Theologically, Matthew 28:5-8 anchors the believer in the central mystery of the faith, the resurrection of Jesus as the guarantee of justification, sanctification, and glorification. It declares that sin has been atoned for not only by the cross but vindicated by the open grave, for if Christ has not been raised, then preaching is useless and faith is futile. Here the passage stands in harmony with the apostolic witness across the New Testament, from Pauls exposition in First Corinthians 15 to the visions of the exalted Lamb in Revelation. The resurrection is cosmic in scope, the reversal of the fall, the renewal of all things under the headship of the second Adam. It defeats the last enemy, death, and inaugurates the new covenant community where Jew and Gentile, male and female, slave and free are united in the life of the risen Lord.

Furthermore, these verses illuminate the doctrine of revelation itself. The angel mediates the truth, yet the truth is rooted in the historical event and the scriptural promise. This balance guards against both rationalism that demands proof apart from faith and mysticism that dismisses the concrete reality of the tomb. The women see, hear, and obey, modeling the integration of intellect, emotion, and will in Christian devotion. Their role as the initial recipients also carries ecclesiological weight, affirming that the gospel commission belongs to the entire body of Christ, not merely to an elite few. In a world that often marginalizes voices, the text reminds the church that faithfulness, not status, qualifies one for service.

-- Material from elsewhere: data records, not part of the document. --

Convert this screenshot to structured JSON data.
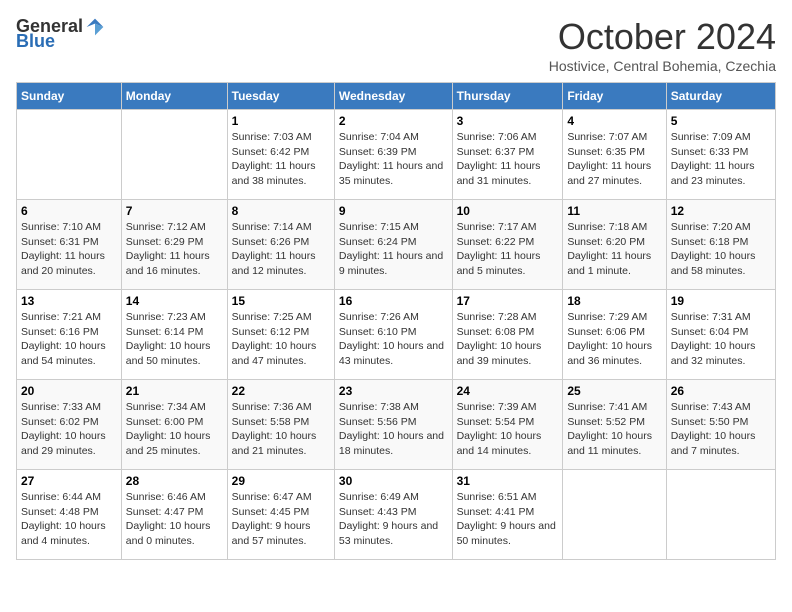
{
  "header": {
    "logo_general": "General",
    "logo_blue": "Blue",
    "month_title": "October 2024",
    "subtitle": "Hostivice, Central Bohemia, Czechia"
  },
  "days_of_week": [
    "Sunday",
    "Monday",
    "Tuesday",
    "Wednesday",
    "Thursday",
    "Friday",
    "Saturday"
  ],
  "weeks": [
    [
      {
        "day": "",
        "info": ""
      },
      {
        "day": "",
        "info": ""
      },
      {
        "day": "1",
        "info": "Sunrise: 7:03 AM\nSunset: 6:42 PM\nDaylight: 11 hours and 38 minutes."
      },
      {
        "day": "2",
        "info": "Sunrise: 7:04 AM\nSunset: 6:39 PM\nDaylight: 11 hours and 35 minutes."
      },
      {
        "day": "3",
        "info": "Sunrise: 7:06 AM\nSunset: 6:37 PM\nDaylight: 11 hours and 31 minutes."
      },
      {
        "day": "4",
        "info": "Sunrise: 7:07 AM\nSunset: 6:35 PM\nDaylight: 11 hours and 27 minutes."
      },
      {
        "day": "5",
        "info": "Sunrise: 7:09 AM\nSunset: 6:33 PM\nDaylight: 11 hours and 23 minutes."
      }
    ],
    [
      {
        "day": "6",
        "info": "Sunrise: 7:10 AM\nSunset: 6:31 PM\nDaylight: 11 hours and 20 minutes."
      },
      {
        "day": "7",
        "info": "Sunrise: 7:12 AM\nSunset: 6:29 PM\nDaylight: 11 hours and 16 minutes."
      },
      {
        "day": "8",
        "info": "Sunrise: 7:14 AM\nSunset: 6:26 PM\nDaylight: 11 hours and 12 minutes."
      },
      {
        "day": "9",
        "info": "Sunrise: 7:15 AM\nSunset: 6:24 PM\nDaylight: 11 hours and 9 minutes."
      },
      {
        "day": "10",
        "info": "Sunrise: 7:17 AM\nSunset: 6:22 PM\nDaylight: 11 hours and 5 minutes."
      },
      {
        "day": "11",
        "info": "Sunrise: 7:18 AM\nSunset: 6:20 PM\nDaylight: 11 hours and 1 minute."
      },
      {
        "day": "12",
        "info": "Sunrise: 7:20 AM\nSunset: 6:18 PM\nDaylight: 10 hours and 58 minutes."
      }
    ],
    [
      {
        "day": "13",
        "info": "Sunrise: 7:21 AM\nSunset: 6:16 PM\nDaylight: 10 hours and 54 minutes."
      },
      {
        "day": "14",
        "info": "Sunrise: 7:23 AM\nSunset: 6:14 PM\nDaylight: 10 hours and 50 minutes."
      },
      {
        "day": "15",
        "info": "Sunrise: 7:25 AM\nSunset: 6:12 PM\nDaylight: 10 hours and 47 minutes."
      },
      {
        "day": "16",
        "info": "Sunrise: 7:26 AM\nSunset: 6:10 PM\nDaylight: 10 hours and 43 minutes."
      },
      {
        "day": "17",
        "info": "Sunrise: 7:28 AM\nSunset: 6:08 PM\nDaylight: 10 hours and 39 minutes."
      },
      {
        "day": "18",
        "info": "Sunrise: 7:29 AM\nSunset: 6:06 PM\nDaylight: 10 hours and 36 minutes."
      },
      {
        "day": "19",
        "info": "Sunrise: 7:31 AM\nSunset: 6:04 PM\nDaylight: 10 hours and 32 minutes."
      }
    ],
    [
      {
        "day": "20",
        "info": "Sunrise: 7:33 AM\nSunset: 6:02 PM\nDaylight: 10 hours and 29 minutes."
      },
      {
        "day": "21",
        "info": "Sunrise: 7:34 AM\nSunset: 6:00 PM\nDaylight: 10 hours and 25 minutes."
      },
      {
        "day": "22",
        "info": "Sunrise: 7:36 AM\nSunset: 5:58 PM\nDaylight: 10 hours and 21 minutes."
      },
      {
        "day": "23",
        "info": "Sunrise: 7:38 AM\nSunset: 5:56 PM\nDaylight: 10 hours and 18 minutes."
      },
      {
        "day": "24",
        "info": "Sunrise: 7:39 AM\nSunset: 5:54 PM\nDaylight: 10 hours and 14 minutes."
      },
      {
        "day": "25",
        "info": "Sunrise: 7:41 AM\nSunset: 5:52 PM\nDaylight: 10 hours and 11 minutes."
      },
      {
        "day": "26",
        "info": "Sunrise: 7:43 AM\nSunset: 5:50 PM\nDaylight: 10 hours and 7 minutes."
      }
    ],
    [
      {
        "day": "27",
        "info": "Sunrise: 6:44 AM\nSunset: 4:48 PM\nDaylight: 10 hours and 4 minutes."
      },
      {
        "day": "28",
        "info": "Sunrise: 6:46 AM\nSunset: 4:47 PM\nDaylight: 10 hours and 0 minutes."
      },
      {
        "day": "29",
        "info": "Sunrise: 6:47 AM\nSunset: 4:45 PM\nDaylight: 9 hours and 57 minutes."
      },
      {
        "day": "30",
        "info": "Sunrise: 6:49 AM\nSunset: 4:43 PM\nDaylight: 9 hours and 53 minutes."
      },
      {
        "day": "31",
        "info": "Sunrise: 6:51 AM\nSunset: 4:41 PM\nDaylight: 9 hours and 50 minutes."
      },
      {
        "day": "",
        "info": ""
      },
      {
        "day": "",
        "info": ""
      }
    ]
  ]
}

The promise that the disciples will see him in Galilee extends beyond that first generation. It foreshadows the ongoing presence of the risen Christ in the gathered community, in the breaking of bread, in the proclamation of the Word, and in the mission to the ends of the earth. The resurrection is not a static doctrine to be catalogued but a dynamic reality that propels the church forward until the day when faith becomes sight and every knee bows before the exalted King. The angel's words, preserved for the church in Scripture, continue to echo: He is not here; he has risen, just as he said. In every age of persecution or prosperity, doubt or devotion, this announcement reorients the heart toward the living hope that cannot perish, spoil, or fade.

As the women ran with mingled fear and joy, so the church is called to live in the tension between the already and the not yet, proclaiming the resurrection until the return of the one who goes ahead of his people into every Galilee of human experience. Matthew 28:5-8 thus becomes a perpetual wellspring for worship, a theological fountain from which flows confidence in the sovereignty of God, assurance of forgiveness, courage in witness, and expectation of the final resurrection. The empty tomb stands open still, not as a relic of the past but as an invitation to enter the reality of risen life, where death has lost its sting and the grave its victory. In this passage the believer finds the heartbeat of the gospel, the assurance that the God who raised Jesus from the dead is faithful to raise his people also, and to present them faultless before his glory with great joy. Here devotion finds its deepest root and its highest expression: to believe, to proclaim, and to wait with eager expectation for the appearing of the risen Lord.